KANSAS CITY, Kan. (AP) — Todd Hoffner had to watch from afar as Minnesota State had the best season in school history, a remarkable run by his players under a different coach to the national semifinals.
That was two years ago, his career in shambles and his future uncertain.
Now, after a full exoneration of child pornography charges, Hoffner is back on the Mavericks’ sideline, leading the program through a new best season. Minnesota State plays Colorado State-Pueblo on Saturday at Sporting Park in Kansas City for its first Division II championship.
“You have to move forward,” Hoffner told The Associated Press this week, reflecting on his long, difficult and often embarrassing journey. “You try to learn, you try to be better daily as a coach, and that’s very important to have that kind of mindset. But there’s nobody having more fun than I am. When you’re away from the game, you appreciate it that much more.”
Not just way from the game, though. Banished from it.
While the child abuse scandal at Penn State was unfolding in August 2012, Hoffner was ordered off the practice field eight practices into fall camp when a technician repairing his university-issued phone found family videos of his naked children. A county judge dismissed the case, but school officials ultimately decided to fire Hoffner the following spring.
He took a job at Minot State in North Dakota, but the faculty union at Minnesota State filed a grievance on his behalf, and an arbitrator ruled for an immediate reinstatement.
As if his path to reach that point had not been bumpy enough, Hoffner returned to find players revolting. Angry with the way they had been kept in the dark by administrators, the team refused to take the field for the first day of practice this past spring.

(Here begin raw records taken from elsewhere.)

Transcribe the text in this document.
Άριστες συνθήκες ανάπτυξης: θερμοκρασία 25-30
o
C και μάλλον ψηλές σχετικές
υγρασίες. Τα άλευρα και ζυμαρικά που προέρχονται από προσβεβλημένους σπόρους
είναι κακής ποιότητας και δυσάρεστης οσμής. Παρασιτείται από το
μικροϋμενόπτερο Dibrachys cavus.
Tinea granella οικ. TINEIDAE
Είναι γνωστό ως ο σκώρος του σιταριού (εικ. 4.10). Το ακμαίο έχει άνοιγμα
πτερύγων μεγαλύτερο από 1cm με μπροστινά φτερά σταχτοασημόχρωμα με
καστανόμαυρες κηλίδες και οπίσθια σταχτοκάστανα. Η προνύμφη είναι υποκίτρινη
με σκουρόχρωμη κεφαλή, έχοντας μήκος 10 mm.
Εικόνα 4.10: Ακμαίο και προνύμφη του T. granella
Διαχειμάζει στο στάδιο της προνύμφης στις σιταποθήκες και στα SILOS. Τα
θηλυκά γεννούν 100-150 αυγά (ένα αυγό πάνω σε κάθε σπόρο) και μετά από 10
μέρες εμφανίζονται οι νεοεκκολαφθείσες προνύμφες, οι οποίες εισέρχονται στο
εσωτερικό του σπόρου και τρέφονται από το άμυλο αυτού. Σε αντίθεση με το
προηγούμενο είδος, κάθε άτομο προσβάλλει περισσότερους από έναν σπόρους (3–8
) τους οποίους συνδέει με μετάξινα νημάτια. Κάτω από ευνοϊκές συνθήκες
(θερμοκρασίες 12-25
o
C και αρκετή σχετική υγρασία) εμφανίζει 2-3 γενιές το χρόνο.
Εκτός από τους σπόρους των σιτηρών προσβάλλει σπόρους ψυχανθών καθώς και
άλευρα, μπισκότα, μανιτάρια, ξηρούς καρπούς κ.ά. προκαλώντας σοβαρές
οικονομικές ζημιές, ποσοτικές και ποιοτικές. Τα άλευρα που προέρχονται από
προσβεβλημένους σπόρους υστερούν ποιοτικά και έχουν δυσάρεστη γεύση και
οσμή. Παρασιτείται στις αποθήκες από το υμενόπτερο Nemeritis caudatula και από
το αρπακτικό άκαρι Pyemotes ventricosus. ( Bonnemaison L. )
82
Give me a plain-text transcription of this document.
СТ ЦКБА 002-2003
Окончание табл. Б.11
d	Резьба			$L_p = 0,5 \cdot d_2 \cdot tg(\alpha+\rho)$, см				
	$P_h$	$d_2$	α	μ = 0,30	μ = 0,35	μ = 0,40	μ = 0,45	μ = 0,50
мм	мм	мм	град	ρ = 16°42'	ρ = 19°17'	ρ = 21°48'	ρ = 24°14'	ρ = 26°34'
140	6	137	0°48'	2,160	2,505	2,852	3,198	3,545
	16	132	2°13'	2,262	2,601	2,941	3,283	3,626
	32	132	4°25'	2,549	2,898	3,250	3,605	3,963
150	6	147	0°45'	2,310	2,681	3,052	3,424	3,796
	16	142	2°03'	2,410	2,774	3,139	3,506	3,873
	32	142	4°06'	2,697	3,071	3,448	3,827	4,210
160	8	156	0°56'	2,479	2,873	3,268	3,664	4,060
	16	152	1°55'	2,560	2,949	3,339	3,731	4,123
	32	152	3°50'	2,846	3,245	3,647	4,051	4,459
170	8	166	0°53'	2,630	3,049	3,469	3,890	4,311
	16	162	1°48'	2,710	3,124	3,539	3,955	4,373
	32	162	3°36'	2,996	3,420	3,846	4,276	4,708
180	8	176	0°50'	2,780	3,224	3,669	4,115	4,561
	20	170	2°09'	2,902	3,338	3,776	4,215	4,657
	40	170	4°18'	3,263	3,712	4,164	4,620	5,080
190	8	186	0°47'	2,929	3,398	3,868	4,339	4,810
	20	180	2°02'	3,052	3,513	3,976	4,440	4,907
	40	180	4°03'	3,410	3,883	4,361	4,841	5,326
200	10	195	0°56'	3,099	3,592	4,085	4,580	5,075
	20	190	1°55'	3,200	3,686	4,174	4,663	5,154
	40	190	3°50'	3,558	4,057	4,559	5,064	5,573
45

“During this whole time, all we heard was what we heard through the news,” defensive end Josh Gordon said. “The next day we had a meeting with Hoffner, we expressed our feelings, and we put that in the past and decided we would just play.”
Especially since the Mavericks had some bold aspirations.
Under the coaching of Aaron Keen, who took an assistant job at Eastern Michigan when Hoffner was reinstated, the Mavericks had gone 24-2 over the past two seasons. Many of their best players would be back, including Gordon, who was voted a second-team All-American this week.
“The day we didn’t practice, we decided as a team, whatever happens — old coach stays, we get a new coach — in the end, we play for each other,” Gordon said. “We felt we had been successful the past two years and now you’re changing things. But we just decided we were playing for each other.”
Besides, it wasn’t as if Hoffner couldn’t coach. He’s the one who took a program that had one winning season over the previous 13 before his arrival in 2008 and built it into a powerhouse. The Mavericks are 14-0 this season, beating Pittsburg State in overtime to open the Division II playoffs then knocking off Minnesota-Duluth and Concord to reach the title game.
They’ll be facing a team from Colorado State-Pueblo with its own intriguing backstory.
The school, then known as Southern Colorado, shuttered its football program along with those of several other sports in a cost-saving move in the early 1980s. The program remained disbanded until 2007, when former quarterback John Wristen was brought on as its coach.
Selling nothing but a patch of dusty earth where a stadium would one day stand, Wristen rebuilt the program from the ground up. And after three years of playoff disappointments, the ThunderWolves will also be chasing their first Division II national championship on Saturday.
“I’m telling you this, we’re going to Kansas City to win this ballgame,” Wristen said. “I know if we don’t give it our all and don’t play our tail ends off, we’ll have unfinished business for the rest of our lives. Unfinished business means to win, not to be there and compete, but to go win.”
Colorado State-Pueblo has done plenty of that lately. The program that didn’t exist a decade ago is 47-4 since 2011, upsetting Sam Houston State — which was playing in Friday night’s FCS semifinals — earlier this season. And since a one-point loss to Fort Lewis in October, the ThunderWolves have not been beaten, knocking off Angelo State, Ohio Dominican and West Georgia in the playoffs.
“People say going to the national championship is the pinnacle of your career. For the seniors, it hasn’t sunk in,” defensive end Darius Allen said. “We’re playing a great team. I know they want a championship too. This is their first time having a chance to be a champion, so I know they’re going to come out just as strong. We’re more focused rather than excited about the moment.”